What did have a far-reaching impact on my perspective of education was Gladwell’s latest book.
Outliers is a fascinating and surprisingly easy read, considering the complexity of the topic. Gladwell disaggregates data on a variety of seemingly unrelated themes (yes, I’m a huge nerd for loving this) and weaves it into a suspenseful narrative. His critics complain that Gladwell’s points are less than well-substantiated, but those accusations don’t undermine the reasonable evidence that supports his ideas, nor do they detract from the compelling nature of the patterns Gladwell exposes (which are, without exception, thought-provoking).
Gladwell’s purpose in Outliers is to contrast how success has been perceived culturally with the factors that actually contribute to becoming successful. His examples are not always intended to have educational implications, such as the chapter on why certain airlines have higher crash rates than others (would you believe, the culturally-based deferential treatment of the captain by the first officer? Fascinating.) But nearly every chapter inadvertently caused me to re-evaluate our educational norms and expectations.
For example, Gladwell establishes in the beginning of the book how children are punished by the age cut-offs established by school systems (students born right before the cut-off will lag behind their peers who are nearly a year older, and have to compensate for their disadvantage all the way through high school). It is inherently unfair to expect a child who is 7.1 years old to read at the same level as a child who is 7.10. This is a self-evident fact, yet few (beyond the Montessori movement) have taken any real steps to correct this problem. As a result, we set up children for years of struggle and failure based solely on the month in which they were born.
Gladwell also notes how the differences in parenting styles affect success. This is a well-known fact, especially among those of us who work with children, but the Outliers interpretation offers some considerations which are difficult for us to quantify and express:
The middle-class parenting style is typically one of ‘concerted cultivation’, an attempt to actively foster and assess a child’s talents, opinions, and skills. Poor parents tend to follow, by contrast, a strategy of ‘accomplishment of natural growth’. They see as their responsibility to care for their children but to let them grow and develop on their own (skills and interests are character traits which make the child who s/he is, not as a signal to look for other ways to develop that interest into a formal talent).

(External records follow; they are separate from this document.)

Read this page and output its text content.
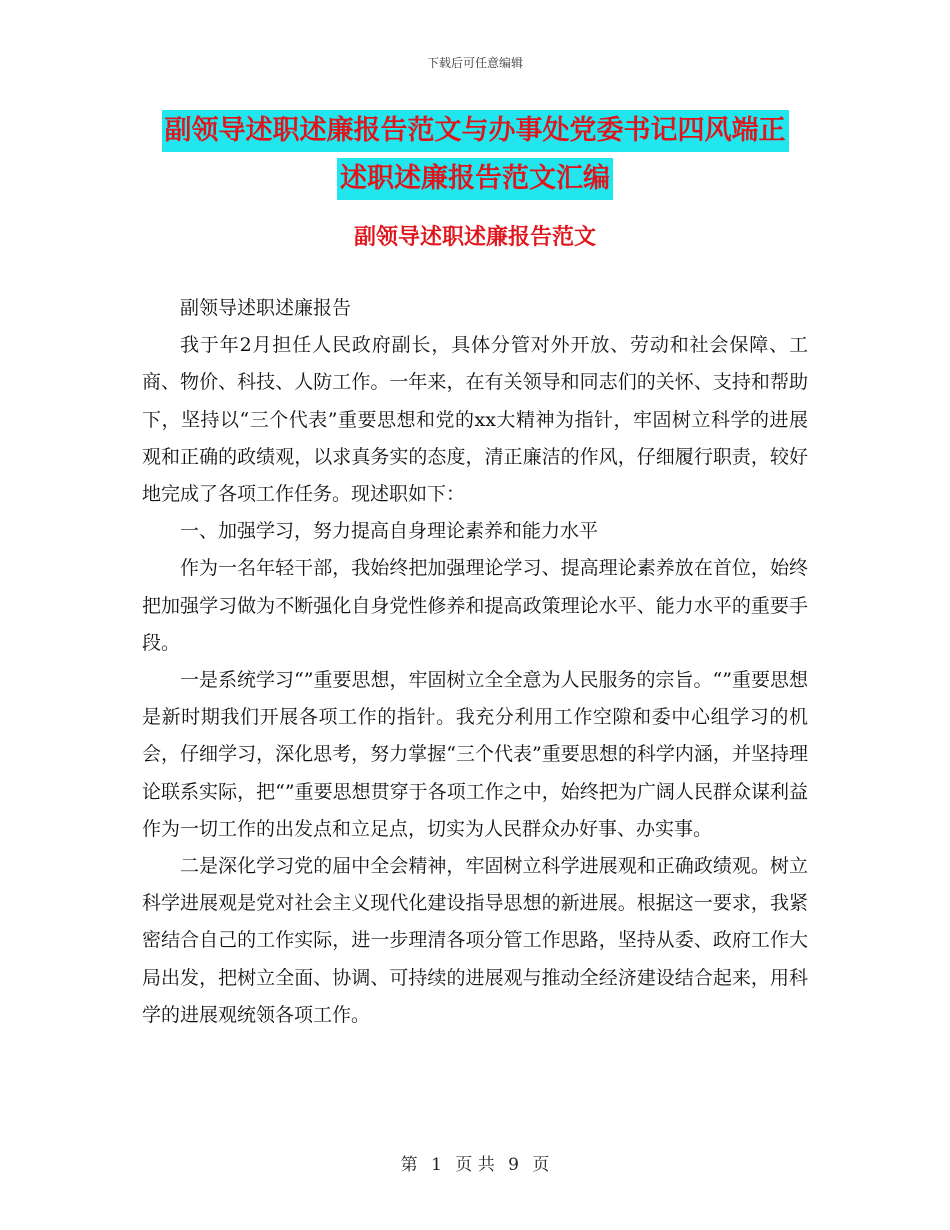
下载后可任意编辑
副领导述职述廉报告范文与办事处党委书记四风端正
述职述廉报告范文汇编
副领导述职述廉报告范文

副领导述职述廉报告

我于年2月担任人民政府副长，具体分管对外开放、劳动和社会保障、工商、物价、科技、人防工作。一年来，在有关领导和同志们的关怀、支持和帮助下，坚持以“三个代表”重要思想和党的xx大精神为指针，牢固树立科学的进展观和正确的政绩观，以求真务实的态度，清正廉洁的作风，仔细履行职责，较好地完成了各项工作任务。现述职如下：

一、加强学习，努力提高自身理论素养和能力水平

作为一名年轻干部，我始终把加强理论学习、提高理论素养放在首位，始终把加强学习做为不断强化自身党性修养和提高政策理论水平、能力水平的重要手段。

一是系统学习“”重要思想，牢固树立全全意为人民服务的宗旨。“”重要思想是新时期我们开展各项工作的指针。我充分利用工作空隙和委中心组学习的机会，仔细学习，深化思考，努力掌握“三个代表”重要思想的科学内涵，并坚持理论联系实际，把“”重要思想贯穿于各项工作之中，始终把为广阔人民群众谋利益作为一切工作的出发点和立足点，切实为人民群众办好事、办实事。

二是深化学习党的届中全会精神，牢固树立科学进展观和正确政绩观。树立科学进展观是党对社会主义现代化建设指导思想的新进展。根据这一要求，我紧密结合自己的工作实际，进一步理清各项分管工作思路，坚持从委、政府工作大局出发，把树立全面、协调、可持续的进展观与推动全经济建设结合起来，用科学的进展观统领各项工作。

第 1 页 共 9 页
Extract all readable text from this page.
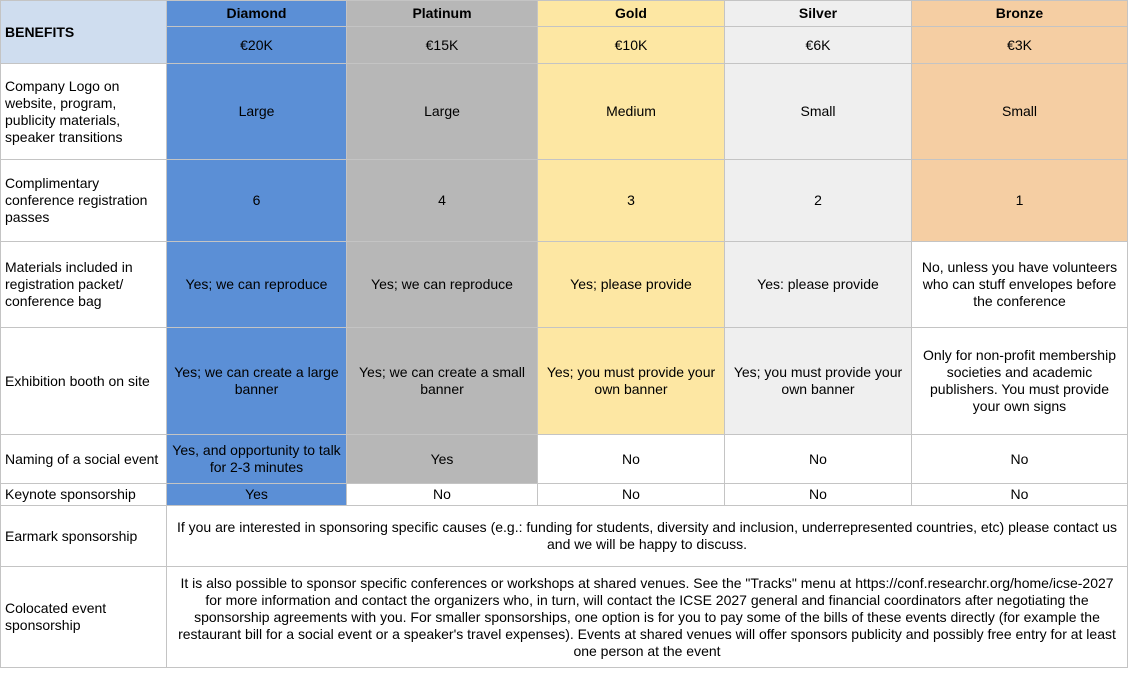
BENEFITS	Diamond	Platinum	Gold	Silver	Bronze
	€20K	€15K	€10K	€6K	€3K
Company Logo on website, program, publicity materials, speaker transitions	Large	Large	Medium	Small	Small
Complimentary conference registration passes	6	4	3	2	1
Materials included in registration packet/ conference bag	Yes; we can reproduce	Yes; we can reproduce	Yes; please provide	Yes: please provide	No, unless you have volunteers who can stuff envelopes before the conference
Exhibition booth on site	Yes; we can create a large banner	Yes; we can create a small banner	Yes; you must provide your own banner	Yes; you must provide your own banner	Only for non-profit membership societies and academic publishers. You must provide your own signs
Naming of a social event	Yes, and opportunity to talk for 2-3 minutes	Yes	No	No	No
Keynote sponsorship	Yes	No	No	No	No
Earmark sponsorship	If you are interested in sponsoring specific causes (e.g.: funding for students, diversity and inclusion, underrepresented countries, etc) please contact us and we will be happy to discuss.				
Colocated event sponsorship	It is also possible to sponsor specific conferences or workshops at shared venues. See the "Tracks" menu at https://conf.researchr.org/home/icse-2027 for more information and contact the organizers who, in turn, will contact the ICSE 2027 general and financial coordinators after negotiating the sponsorship agreements with you. For smaller sponsorships, one option is for you to pay some of the bills of these events directly (for example the restaurant bill for a social event or a speaker's travel expenses). Events at shared venues will offer sponsors publicity and possibly free entry for at least one person at the event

But perhaps the most important chapter for educators appears at the end of the book. Gladwell analyzes data showing the gains that upper class children make during the long summer vacation each year and charts the losses that lower class children suffer. The contrast is impossible to ignore: children from wealthy families benefit from concerted cultivation for two and a half months, while poor children languish in the front of the TV day after day after day. While Gladwell only analyzes data from Baltimore city schools, I’d be highly surprised if different conclusions could be drawn from any other studies:
An enormous amount of time is spent talking about reducing class size, rewriting curricula, buying every student a shiny new laptop, and increasing school funding–all of which assumes that there is something fundamentally wrong with the job that schools are doing. But look back at the second table [of Baltimore City data], which shows what happens between September and June. Schools work. The only problem with school, for the kids who aren’t achieving, is that there isn’t enough of it.
This is a consideration which would revolutionize American education: the abolishment of summer vacation under the premise that children will learn more if they’re provided with enough of the right opportunities. Imagine diverting funds from endless assessment and swinging pendulum reform initiatives, and using that money to employ teachers for an extra six weeks of best-practice instruction every year. What would YOUR students know if you had an extra 210 hours to teach them?
Whether or not you believe whole-heartedly in the legitimacy of the patterns Gladwell has pieced together, there are clearly some legitimate points which are worthy of our consideration. Outliers will challenge you to consider the factors that are working for and against the success of our students. As Gladwell explains,
Because we so profoundly personalize success, we miss opportunities to lift others onto the top rung. We make rules that frustrate achievement. We prematurely write people off as failures. We are too much in awe of those who succeed and far too dismissive of those who fail. And, most of all, we become much too passive. We overlook just how large a role we all play–and by “we” I mean society–in determining who makes it and who doesn’t.